Aaron: Let me try to give you a concise summary. One of the hardest things that happens in programming is you have some data out there and lots of other pieces of data in your program point to that same piece of data. It's hard to keep track of everything that might be referencing it.

That often means you modify some data through one path and don't realize that it screws up some other path that could get at it. Or you might deallocate that piece of data at some point not realizing that something else was referencing to it. Now you've got a dangling pointer, and it's going to lead to a crash.

So ownership is a programming discipline that everybody follows when they are writing code (because you have to follow this). If you are writing C++, you know a lot about it because you are effectively saying when memory is free to be de-allocated. That means you know you are the sole owner of that piece of memory. There are no other pointers to it out there. So if you look at documentation around various C or C++ API's they are often telling you things like, this pointer is going to be de-allocated in this call or this pointer is owned by the caller and the caller should de-allocate it.
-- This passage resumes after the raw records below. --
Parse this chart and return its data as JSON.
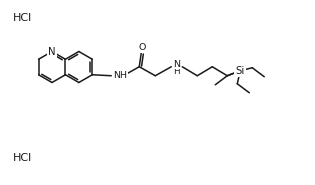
{
  "bg_color": "#ffffff",
  "line_color": "#1a1a1a",
  "text_color": "#1a1a1a",
  "lw": 1.1,
  "fs": 6.8,
  "hcl_fs": 8.0,
  "figsize": [
    3.15,
    1.85
  ],
  "dpi": 100,
  "hcl1": [
    13,
    167
  ],
  "hcl2": [
    13,
    27
  ]
}
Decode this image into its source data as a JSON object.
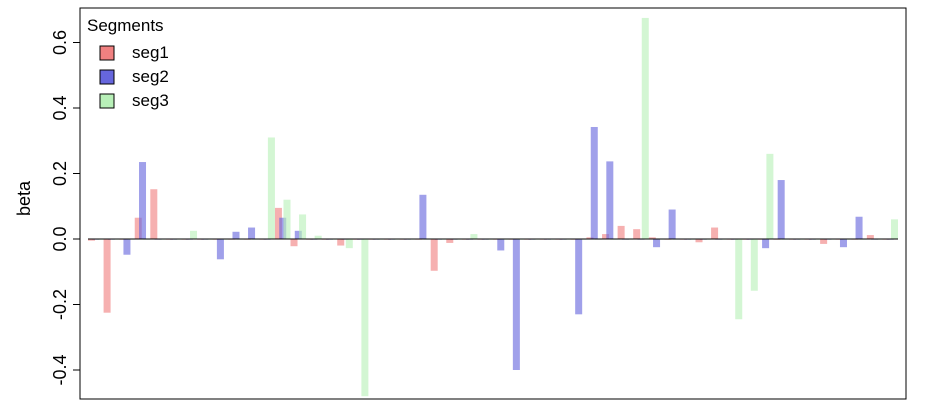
{
  "chart_data": {
    "type": "bar",
    "title": "",
    "xlabel": "",
    "ylabel": "beta",
    "ylim": [
      -0.5,
      0.68
    ],
    "yticks": [
      -0.4,
      -0.2,
      0.0,
      0.2,
      0.4,
      0.6
    ],
    "ytick_labels": [
      "-0.4",
      "-0.2",
      "0.0",
      "0.2",
      "0.4",
      "0.6"
    ],
    "grid": false,
    "legend": {
      "title": "Segments",
      "position": "top-left"
    },
    "series": [
      {
        "name": "seg1",
        "color": "#f08080",
        "values": [
          -0.005,
          -0.225,
          0.0,
          0.065,
          0.152,
          0.0,
          0.0,
          0.0,
          0.0,
          0.0,
          0.0,
          0.0,
          0.095,
          -0.022,
          0.0,
          0.0,
          -0.02,
          0.0,
          0.0,
          0.0,
          0.0,
          0.0,
          -0.097,
          -0.012,
          0.0,
          0.0,
          0.0,
          0.0,
          0.0,
          0.0,
          0.0,
          0.0,
          0.005,
          0.015,
          0.04,
          0.03,
          0.005,
          0.0,
          0.0,
          -0.01,
          0.035,
          0.0,
          0.0,
          0.0,
          0.0,
          0.0,
          0.0,
          -0.015,
          0.0,
          0.0,
          0.012,
          0.0
        ]
      },
      {
        "name": "seg2",
        "color": "#6666dd",
        "values": [
          0.0,
          0.0,
          -0.048,
          0.235,
          0.0,
          0.0,
          0.0,
          0.0,
          -0.062,
          0.022,
          0.035,
          0.0,
          0.065,
          0.025,
          0.0,
          0.0,
          0.0,
          0.0,
          0.0,
          0.0,
          0.0,
          0.135,
          0.0,
          0.0,
          0.0,
          0.0,
          -0.035,
          -0.4,
          0.0,
          0.0,
          0.0,
          -0.23,
          0.342,
          0.237,
          0.0,
          0.0,
          -0.025,
          0.09,
          0.0,
          0.0,
          0.0,
          0.0,
          0.0,
          -0.028,
          0.18,
          0.0,
          0.0,
          0.0,
          -0.025,
          0.068,
          0.0,
          0.0
        ]
      },
      {
        "name": "seg3",
        "color": "#b8f0b8",
        "values": [
          0.0,
          0.0,
          0.0,
          0.0,
          0.0,
          0.0,
          0.025,
          0.0,
          0.0,
          0.0,
          0.0,
          0.31,
          0.12,
          0.075,
          0.01,
          0.0,
          -0.028,
          -0.48,
          0.0,
          0.0,
          0.0,
          0.0,
          0.0,
          0.0,
          0.015,
          0.0,
          0.0,
          0.0,
          0.0,
          0.0,
          0.0,
          0.0,
          0.0,
          0.0,
          0.0,
          0.675,
          0.0,
          0.0,
          0.0,
          0.0,
          0.0,
          -0.245,
          -0.158,
          0.26,
          0.0,
          0.0,
          0.0,
          0.0,
          0.0,
          0.0,
          0.0,
          0.06
        ]
      }
    ]
  }
}
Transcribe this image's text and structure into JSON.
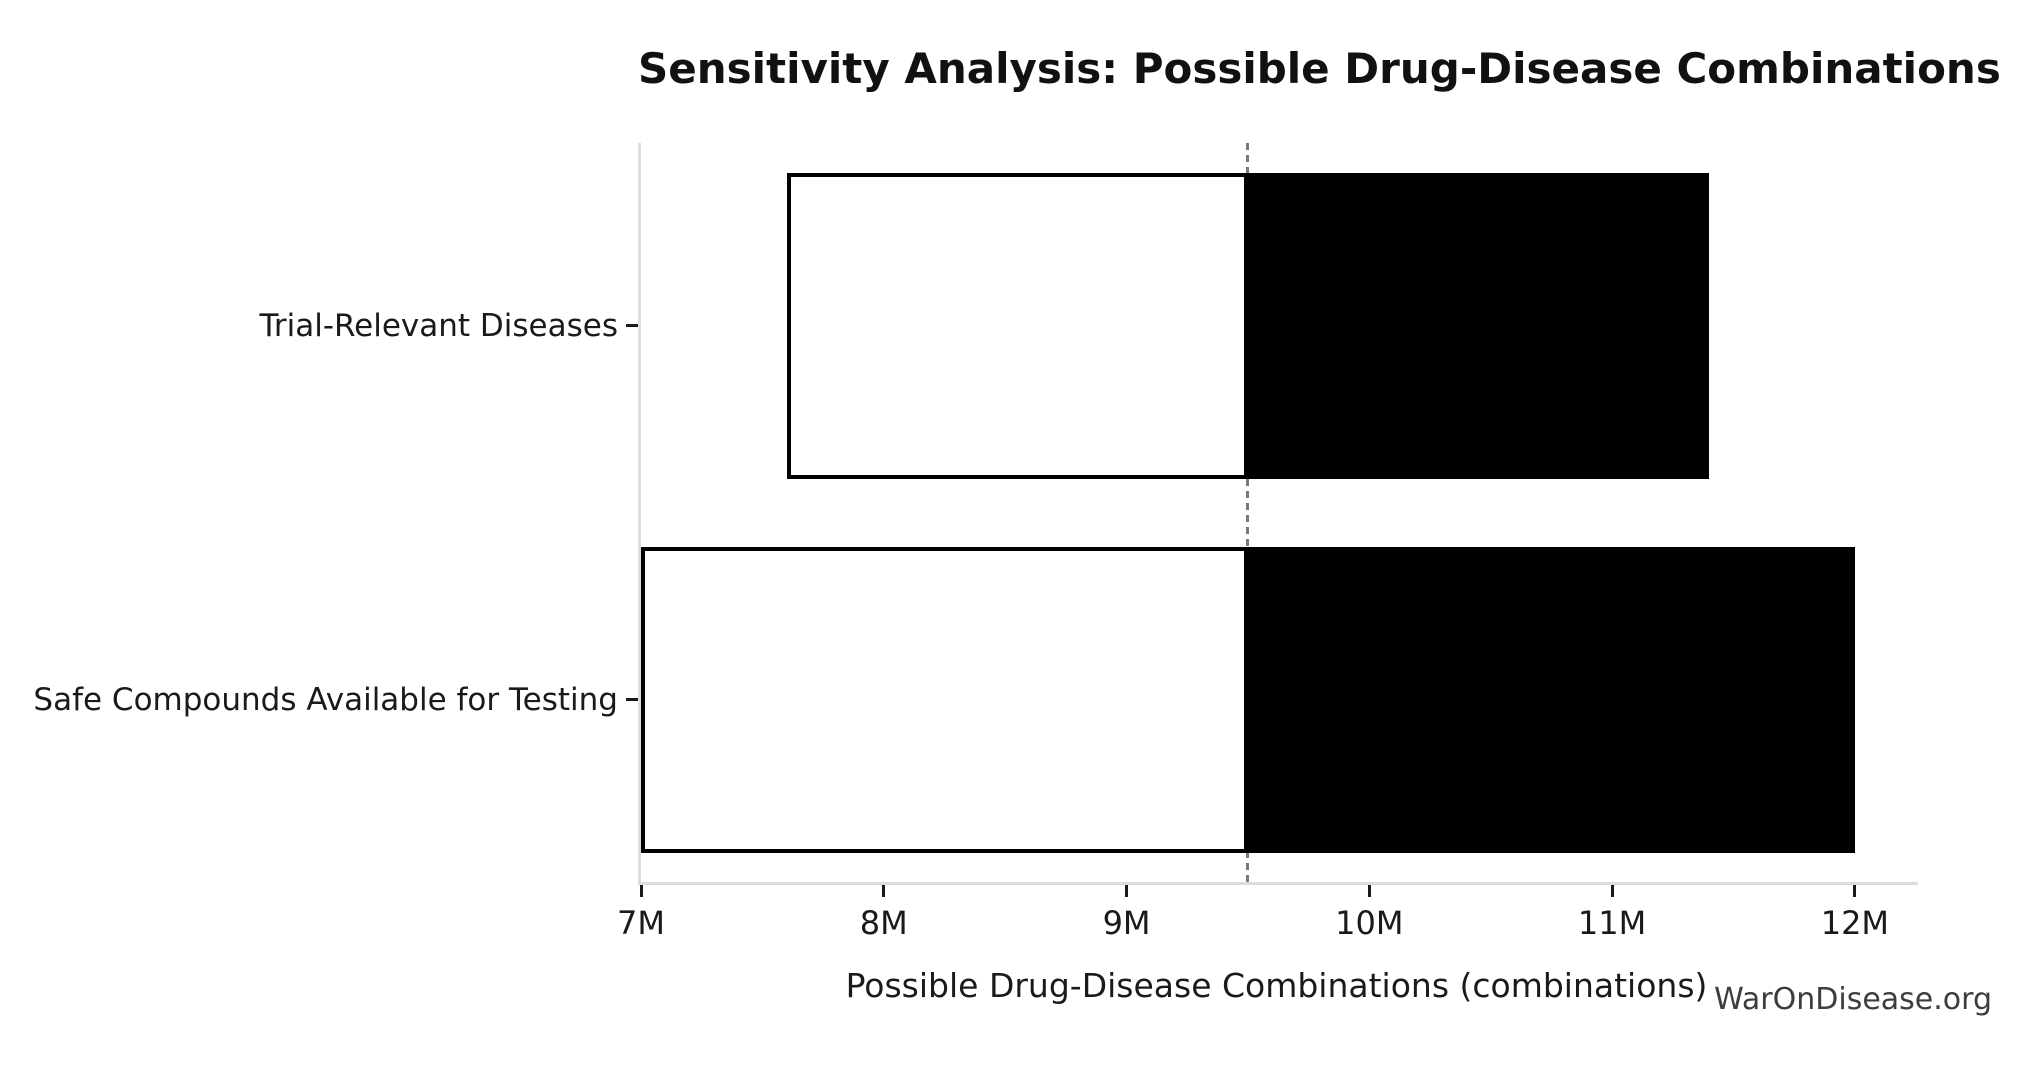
{
  "title": "Sensitivity Analysis: Possible Drug-Disease Combinations",
  "watermark": "WarOnDisease.org",
  "chart_data": {
    "type": "bar",
    "subtype": "tornado-sensitivity",
    "orientation": "horizontal",
    "title": "Sensitivity Analysis: Possible Drug-Disease Combinations",
    "xlabel": "Possible Drug-Disease Combinations (combinations)",
    "ylabel": "",
    "grid": false,
    "legend": "none",
    "baseline": 9500000,
    "xlim": [
      7000000,
      12260000
    ],
    "x_ticks": [
      {
        "value": 7000000,
        "label": "7M"
      },
      {
        "value": 8000000,
        "label": "8M"
      },
      {
        "value": 9000000,
        "label": "9M"
      },
      {
        "value": 10000000,
        "label": "10M"
      },
      {
        "value": 11000000,
        "label": "11M"
      },
      {
        "value": 12000000,
        "label": "12M"
      }
    ],
    "categories": [
      "Trial-Relevant Diseases",
      "Safe Compounds Available for Testing"
    ],
    "bars": [
      {
        "label": "Trial-Relevant Diseases",
        "low": 7600000,
        "high": 11400000
      },
      {
        "label": "Safe Compounds Available for Testing",
        "low": 7000000,
        "high": 12000000
      }
    ],
    "series": [
      {
        "name": "low",
        "values": [
          7600000,
          7000000
        ]
      },
      {
        "name": "high",
        "values": [
          11400000,
          12000000
        ]
      }
    ],
    "colors": {
      "low_fill": "#ffffff",
      "high_fill": "#000000",
      "bar_edge": "#000000",
      "baseline_line": "#7a7a7a",
      "spine": "#dcdcdc",
      "tick": "#1a1a1a",
      "text": "#1a1a1a",
      "watermark_text": "#3d3d3d"
    }
  }
}
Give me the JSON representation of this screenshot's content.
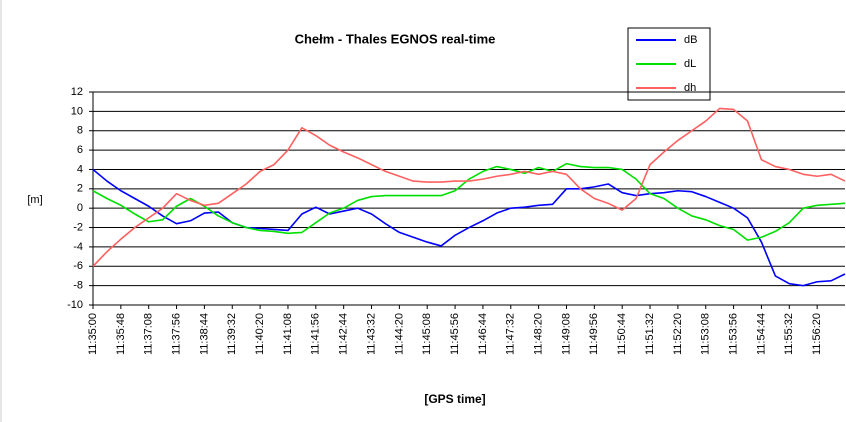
{
  "chart_data": {
    "type": "line",
    "title": "Chełm - Thales EGNOS real-time",
    "x_label": "[GPS time]",
    "y_label": "[m]",
    "categories": [
      "11:35:00",
      null,
      "11:35:48",
      null,
      "11:37:08",
      null,
      "11:37:56",
      null,
      "11:38:44",
      null,
      "11:39:32",
      null,
      "11:40:20",
      null,
      "11:41:08",
      null,
      "11:41:56",
      null,
      "11:42:44",
      null,
      "11:43:32",
      null,
      "11:44:20",
      null,
      "11:45:08",
      null,
      "11:45:56",
      null,
      "11:46:44",
      null,
      "11:47:32",
      null,
      "11:48:20",
      null,
      "11:49:08",
      null,
      "11:49:56",
      null,
      "11:50:44",
      null,
      "11:51:32",
      null,
      "11:52:20",
      null,
      "11:53:08",
      null,
      "11:53:56",
      null,
      "11:54:44",
      null,
      "11:55:32",
      null,
      "11:56:20",
      null,
      null
    ],
    "series": [
      {
        "name": "dB",
        "color": "#0000ff",
        "values": [
          4,
          2.8,
          1.8,
          1.0,
          0.2,
          -0.8,
          -1.6,
          -1.3,
          -0.5,
          -0.4,
          -1.5,
          -2,
          -2.1,
          -2.2,
          -2.3,
          -0.6,
          0.1,
          -0.6,
          -0.3,
          0,
          -0.6,
          -1.6,
          -2.5,
          -3,
          -3.5,
          -3.9,
          -2.8,
          -2,
          -1.3,
          -0.5,
          0,
          0.1,
          0.3,
          0.4,
          2,
          2,
          2.2,
          2.5,
          1.6,
          1.3,
          1.5,
          1.6,
          1.8,
          1.7,
          1.2,
          0.6,
          0,
          -1,
          -3.5,
          -7,
          -7.8,
          -8,
          -7.6,
          -7.5,
          -6.8
        ]
      },
      {
        "name": "dL",
        "color": "#00e000",
        "values": [
          1.8,
          1.0,
          0.3,
          -0.6,
          -1.4,
          -1.2,
          0.2,
          1.0,
          0.2,
          -0.8,
          -1.5,
          -2,
          -2.3,
          -2.4,
          -2.6,
          -2.5,
          -1.5,
          -0.5,
          0,
          0.8,
          1.2,
          1.3,
          1.3,
          1.3,
          1.3,
          1.3,
          1.8,
          3,
          3.8,
          4.3,
          4,
          3.6,
          4.2,
          3.8,
          4.6,
          4.3,
          4.2,
          4.2,
          4,
          3,
          1.5,
          1,
          0,
          -0.8,
          -1.2,
          -1.8,
          -2.2,
          -3.3,
          -3,
          -2.4,
          -1.5,
          0,
          0.3,
          0.4,
          0.5
        ]
      },
      {
        "name": "dh",
        "color": "#ff6060",
        "values": [
          -6,
          -4.5,
          -3.2,
          -2,
          -1,
          0,
          1.5,
          0.8,
          0.3,
          0.5,
          1.5,
          2.5,
          3.8,
          4.5,
          6,
          8.3,
          7.5,
          6.5,
          5.8,
          5.2,
          4.5,
          3.8,
          3.3,
          2.8,
          2.7,
          2.7,
          2.8,
          2.8,
          3,
          3.3,
          3.5,
          3.8,
          3.5,
          3.8,
          3.5,
          2,
          1,
          0.5,
          -0.2,
          1,
          4.5,
          5.8,
          7,
          8,
          9,
          10.3,
          10.2,
          9,
          5,
          4.3,
          4,
          3.5,
          3.3,
          3.5,
          2.8
        ]
      }
    ],
    "ylim": [
      -10,
      12
    ],
    "yticks": [
      -10,
      -8,
      -6,
      -4,
      -2,
      0,
      2,
      4,
      6,
      8,
      10,
      12
    ],
    "grid": true,
    "legend": "top-right"
  }
}
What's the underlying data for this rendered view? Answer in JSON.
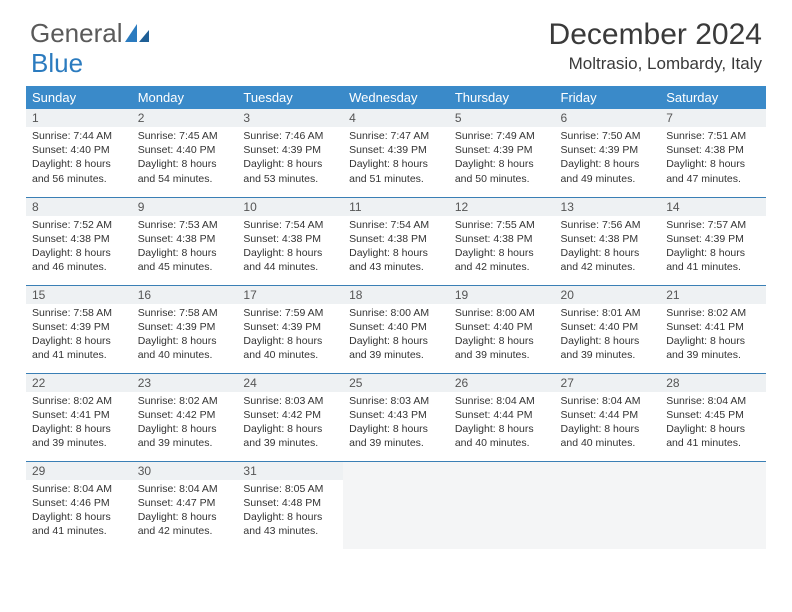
{
  "logo": {
    "word1": "General",
    "word2": "Blue"
  },
  "title": "December 2024",
  "location": "Moltrasio, Lombardy, Italy",
  "columns": [
    "Sunday",
    "Monday",
    "Tuesday",
    "Wednesday",
    "Thursday",
    "Friday",
    "Saturday"
  ],
  "colors": {
    "header_bg": "#3a8ac9",
    "header_text": "#ffffff",
    "daynum_bg": "#eef1f3",
    "row_border": "#3a7fb5",
    "logo_gray": "#5a5a5a",
    "logo_blue": "#2b7bbf"
  },
  "weeks": [
    [
      {
        "n": "1",
        "sr": "Sunrise: 7:44 AM",
        "ss": "Sunset: 4:40 PM",
        "d1": "Daylight: 8 hours",
        "d2": "and 56 minutes."
      },
      {
        "n": "2",
        "sr": "Sunrise: 7:45 AM",
        "ss": "Sunset: 4:40 PM",
        "d1": "Daylight: 8 hours",
        "d2": "and 54 minutes."
      },
      {
        "n": "3",
        "sr": "Sunrise: 7:46 AM",
        "ss": "Sunset: 4:39 PM",
        "d1": "Daylight: 8 hours",
        "d2": "and 53 minutes."
      },
      {
        "n": "4",
        "sr": "Sunrise: 7:47 AM",
        "ss": "Sunset: 4:39 PM",
        "d1": "Daylight: 8 hours",
        "d2": "and 51 minutes."
      },
      {
        "n": "5",
        "sr": "Sunrise: 7:49 AM",
        "ss": "Sunset: 4:39 PM",
        "d1": "Daylight: 8 hours",
        "d2": "and 50 minutes."
      },
      {
        "n": "6",
        "sr": "Sunrise: 7:50 AM",
        "ss": "Sunset: 4:39 PM",
        "d1": "Daylight: 8 hours",
        "d2": "and 49 minutes."
      },
      {
        "n": "7",
        "sr": "Sunrise: 7:51 AM",
        "ss": "Sunset: 4:38 PM",
        "d1": "Daylight: 8 hours",
        "d2": "and 47 minutes."
      }
    ],
    [
      {
        "n": "8",
        "sr": "Sunrise: 7:52 AM",
        "ss": "Sunset: 4:38 PM",
        "d1": "Daylight: 8 hours",
        "d2": "and 46 minutes."
      },
      {
        "n": "9",
        "sr": "Sunrise: 7:53 AM",
        "ss": "Sunset: 4:38 PM",
        "d1": "Daylight: 8 hours",
        "d2": "and 45 minutes."
      },
      {
        "n": "10",
        "sr": "Sunrise: 7:54 AM",
        "ss": "Sunset: 4:38 PM",
        "d1": "Daylight: 8 hours",
        "d2": "and 44 minutes."
      },
      {
        "n": "11",
        "sr": "Sunrise: 7:54 AM",
        "ss": "Sunset: 4:38 PM",
        "d1": "Daylight: 8 hours",
        "d2": "and 43 minutes."
      },
      {
        "n": "12",
        "sr": "Sunrise: 7:55 AM",
        "ss": "Sunset: 4:38 PM",
        "d1": "Daylight: 8 hours",
        "d2": "and 42 minutes."
      },
      {
        "n": "13",
        "sr": "Sunrise: 7:56 AM",
        "ss": "Sunset: 4:38 PM",
        "d1": "Daylight: 8 hours",
        "d2": "and 42 minutes."
      },
      {
        "n": "14",
        "sr": "Sunrise: 7:57 AM",
        "ss": "Sunset: 4:39 PM",
        "d1": "Daylight: 8 hours",
        "d2": "and 41 minutes."
      }
    ],
    [
      {
        "n": "15",
        "sr": "Sunrise: 7:58 AM",
        "ss": "Sunset: 4:39 PM",
        "d1": "Daylight: 8 hours",
        "d2": "and 41 minutes."
      },
      {
        "n": "16",
        "sr": "Sunrise: 7:58 AM",
        "ss": "Sunset: 4:39 PM",
        "d1": "Daylight: 8 hours",
        "d2": "and 40 minutes."
      },
      {
        "n": "17",
        "sr": "Sunrise: 7:59 AM",
        "ss": "Sunset: 4:39 PM",
        "d1": "Daylight: 8 hours",
        "d2": "and 40 minutes."
      },
      {
        "n": "18",
        "sr": "Sunrise: 8:00 AM",
        "ss": "Sunset: 4:40 PM",
        "d1": "Daylight: 8 hours",
        "d2": "and 39 minutes."
      },
      {
        "n": "19",
        "sr": "Sunrise: 8:00 AM",
        "ss": "Sunset: 4:40 PM",
        "d1": "Daylight: 8 hours",
        "d2": "and 39 minutes."
      },
      {
        "n": "20",
        "sr": "Sunrise: 8:01 AM",
        "ss": "Sunset: 4:40 PM",
        "d1": "Daylight: 8 hours",
        "d2": "and 39 minutes."
      },
      {
        "n": "21",
        "sr": "Sunrise: 8:02 AM",
        "ss": "Sunset: 4:41 PM",
        "d1": "Daylight: 8 hours",
        "d2": "and 39 minutes."
      }
    ],
    [
      {
        "n": "22",
        "sr": "Sunrise: 8:02 AM",
        "ss": "Sunset: 4:41 PM",
        "d1": "Daylight: 8 hours",
        "d2": "and 39 minutes."
      },
      {
        "n": "23",
        "sr": "Sunrise: 8:02 AM",
        "ss": "Sunset: 4:42 PM",
        "d1": "Daylight: 8 hours",
        "d2": "and 39 minutes."
      },
      {
        "n": "24",
        "sr": "Sunrise: 8:03 AM",
        "ss": "Sunset: 4:42 PM",
        "d1": "Daylight: 8 hours",
        "d2": "and 39 minutes."
      },
      {
        "n": "25",
        "sr": "Sunrise: 8:03 AM",
        "ss": "Sunset: 4:43 PM",
        "d1": "Daylight: 8 hours",
        "d2": "and 39 minutes."
      },
      {
        "n": "26",
        "sr": "Sunrise: 8:04 AM",
        "ss": "Sunset: 4:44 PM",
        "d1": "Daylight: 8 hours",
        "d2": "and 40 minutes."
      },
      {
        "n": "27",
        "sr": "Sunrise: 8:04 AM",
        "ss": "Sunset: 4:44 PM",
        "d1": "Daylight: 8 hours",
        "d2": "and 40 minutes."
      },
      {
        "n": "28",
        "sr": "Sunrise: 8:04 AM",
        "ss": "Sunset: 4:45 PM",
        "d1": "Daylight: 8 hours",
        "d2": "and 41 minutes."
      }
    ],
    [
      {
        "n": "29",
        "sr": "Sunrise: 8:04 AM",
        "ss": "Sunset: 4:46 PM",
        "d1": "Daylight: 8 hours",
        "d2": "and 41 minutes."
      },
      {
        "n": "30",
        "sr": "Sunrise: 8:04 AM",
        "ss": "Sunset: 4:47 PM",
        "d1": "Daylight: 8 hours",
        "d2": "and 42 minutes."
      },
      {
        "n": "31",
        "sr": "Sunrise: 8:05 AM",
        "ss": "Sunset: 4:48 PM",
        "d1": "Daylight: 8 hours",
        "d2": "and 43 minutes."
      },
      null,
      null,
      null,
      null
    ]
  ]
}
The same thing happens in languages like Java. It's not so much manual memory management of course, but it is for other kinds of resources like files or locks. These are also things that you have to worry about. Who owns it and when can you close it out? When can you you discard the resource in this kind of thing?

So in Rust, basically what we've done is made the discipline that everybody was following already, explicit in the compiler, as part of the type system. So when you write down the type of a function in Rust (and you are taking a pointer to some value and passing out a pointer to some other value), you actually say what kind of ownership is going on and how that relates.

I won't get into too much detail in this interview, but that's the basic point. You're actually stating explicitly, and Rust is enforcing, the kind of ownership discipline you should be following anyway.

QCon: What is Mozilla's interest in Rust?

Aaron: This whole issue about control and safety is nowhere more obvious than the browser. The browser is practically an operating system in its own right. It’s the thing that’s sitting on the frontline between your computer and a whole bunch of potentially malicious computers on the internet.

If you want to write a browser, you cannot abandon the control aspect, because browsers compete very heavily on performance. You have to get the performance aspect, but, if your browser is crashing all the time, if your browser is open to hackers, that’s a problem too.

Then there's the whole move to multi-core. If you want to take these browsers and get them to take advantage of multiple cores on an old C++ code base, that’s a nightmare. That’s basically not feasible.

So the whole idea of Rust at Mozilla was, let’s blow away these trade-offs. You know we got these ideas for how to get both safety and control. Ohh and it helps with concurrency too. The result is we built a new browser engine called Servo from the ground up. It's written in Rust has a parallelized layout system, graphic system, and it’s usable today.

It’s on track to become a product and has a much smaller code base that you have with other major browsers. It’s working great. It’s sort of taking full advantage of Rust. So, that’s where Mozilla was coming from.